Week 4: 1/4’s

We opened this week with 1/4s presentation to all the faculty dropping into our Zoom, getting our first sense of ETC feedback. We were pointed to a number of helpful resources and had a few suggestions made for how to solve some of the primary issues that we were facing in our design. But generally, the faculty response was that we were in a good space for this point of the project, so we’re right on track for the time being.

At sitdowns on Friday we met with Mo and Mike. Mo talked us through a previous AR project that we worked on and made suggestions based off of his findings from that experience about including different binary on/off devices using Arduino to really create interesting moments of crossover. He also pushed us to map out the experience as a storyboard to give a better visual sense of the interactions.
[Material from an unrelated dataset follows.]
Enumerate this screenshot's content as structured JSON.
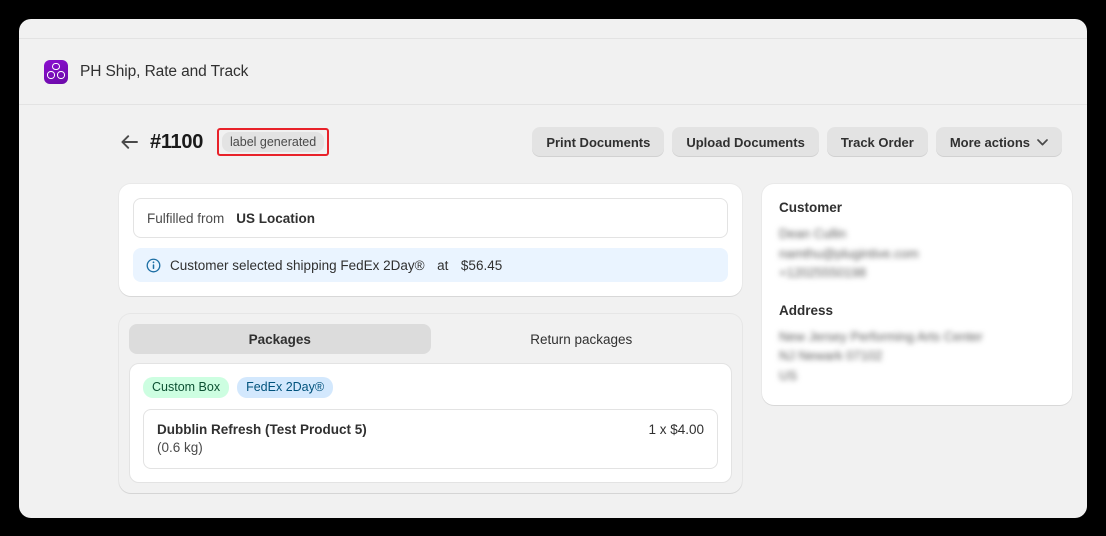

Mike wanted to talk through our incorporation of ARENA in our project and how we might pass off information to the ETC for after the project for later teams to use.

With some of this feedback in mind we drew out the first interaction loop that we are designing in more detail to get a better sense of what is happening in it to provide clarity. This first loop sees guests walk up and interact with a physical typewriter in the space, which will simultaneously trigger both another physical reaction and an AR reaction. We’re working to balance between slow and fast reactions in order to keep things within the guests viewport and not lose their attention with too many things going on at once.

On the art side we identified an art style that we would like to pursue for our AR elements and began to model the bird first and foremost because of its relative complexity and importance to the reactions. We drew primary inspiration for the shape from the Ikki bird that is regularly found in Rube Goldberg cartoons.

On the tech side, we worked to figure out the pipeline for exporting GLTF format 3d assets for use in ARENA. This is the only file type that ARENA supports and has its own limitations and challenges with texture support that we needed to learn about. We also figured out the pipeline for triggering actual animations to play rather than hard-coding in translations to animate.

We also started to incorporate Raspberry Pi into the pipeline and put together a demo in which a physical block will move forward to push a virtual ball using a distance sensor. This type of sensor will be able to trigger animations to play as we begin to incorporate them in the project.

Next week we will map out the second interaction and begin to acquire some of the physical pieces of the interaction. We’ll also continue to piece together the first interaction loop and try to include the triggering of a fan in the process.